Suara itu tak terdengar lagi
Sosok itu pun tak tampak lagi
Akankah dia kembali
Akankah aku merindukannya

Entah …
Aku tak tahu
Aku sedang tak ingin mencari tahu
Entahlah …

18:25

Sabtu, 02 Februari 2008

sunday morning,03022008

lelah...
buset, kelelahan itu datang juga.
lalu apa yang harus dilakukan? padahal aku tak boleh berhenti.
bukankah akhirnya aku harus istirahat barang sejenak?
istirahat, bukan berhenti.
mungkin aku hanya harus menoleh sesekali, agar tetap ingat...
aku tak sendiri.

Jumat, 18 Januari 2008

Aku pun tak ingin

07012005

Aku hanya termangu saat ia mengatakan dengan jelas tanpa kalimat penghias sedikit pun bahwa aku harus pergi karena mereka takut padaku, pada penyakitku. Ingin sekali aku mengatakan mereka tidak perlu takut tertular hanya karena berbicara, bersalaman, berada di dekatku. Sungguh, aku tak ingin berpindah tempat untuk kesekian kalinya.

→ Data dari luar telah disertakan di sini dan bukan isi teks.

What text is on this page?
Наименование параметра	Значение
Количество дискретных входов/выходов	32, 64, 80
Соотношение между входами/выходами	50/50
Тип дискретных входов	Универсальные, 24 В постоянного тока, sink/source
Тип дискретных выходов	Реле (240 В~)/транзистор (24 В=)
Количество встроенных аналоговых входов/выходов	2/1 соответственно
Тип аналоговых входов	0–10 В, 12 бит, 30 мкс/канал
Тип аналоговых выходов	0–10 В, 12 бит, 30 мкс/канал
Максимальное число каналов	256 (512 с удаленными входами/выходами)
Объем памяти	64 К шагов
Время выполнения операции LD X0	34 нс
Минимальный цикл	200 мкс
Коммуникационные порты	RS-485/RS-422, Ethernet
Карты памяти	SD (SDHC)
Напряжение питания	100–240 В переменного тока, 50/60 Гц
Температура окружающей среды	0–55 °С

Sebaris kalimat dari sahabat menenangkanku,

“Mereka hanya tidak tahu.”

Ya, semua karena mereka tidak tahu. Ternyata ketidaktahuan bisa lebih berbahaya dari penyakit apapun. Bahkan HIV/AIDS, yang kata orang belum bisa disembuhkan. Bukan tidak bisa, hanya belum waktunya. Entah sialnya atau beruntungnya, aku mengalaminya. Terinfeksi HIV yang sedang ramai dibicarakan orang. Aku juga tak bermaksud ikut-ikutan tren menjadi ODHA. Aku bahkan tidak tahu kapan virus itu mampir ke tubuhku dan tinggal di sana. Apa yang membuatnya betah? Aku belum pernah melakukan sexual intercourse, baik dengan lawan jenis maupun sejenis. Aku juga bukan pecandu narkoba yang menggunakan jarum suntik bersama-sama.

Aku hanya pernah membantu seseorang yang hampir mati karena kehabisan darah saat terjadi kerusuhan antara mahasiswa dan aparat. Orang itu hanya seorang pejalan kaki. Seperti aku. Apakah aku harus bertanya padanya tentang penyakit yang dia punya? Padahal, mungkin dia sendiri tak menyadarinya. Haruskah aku menyalahkan Tuhan karenanya? Tidak, aku sudah lelah. Tak ingin lagi menggugat atau mencari tahu siapa yang salah. Aku hanya ingin menjalani saja hidup yang masih kumiliki. Hari demi hari.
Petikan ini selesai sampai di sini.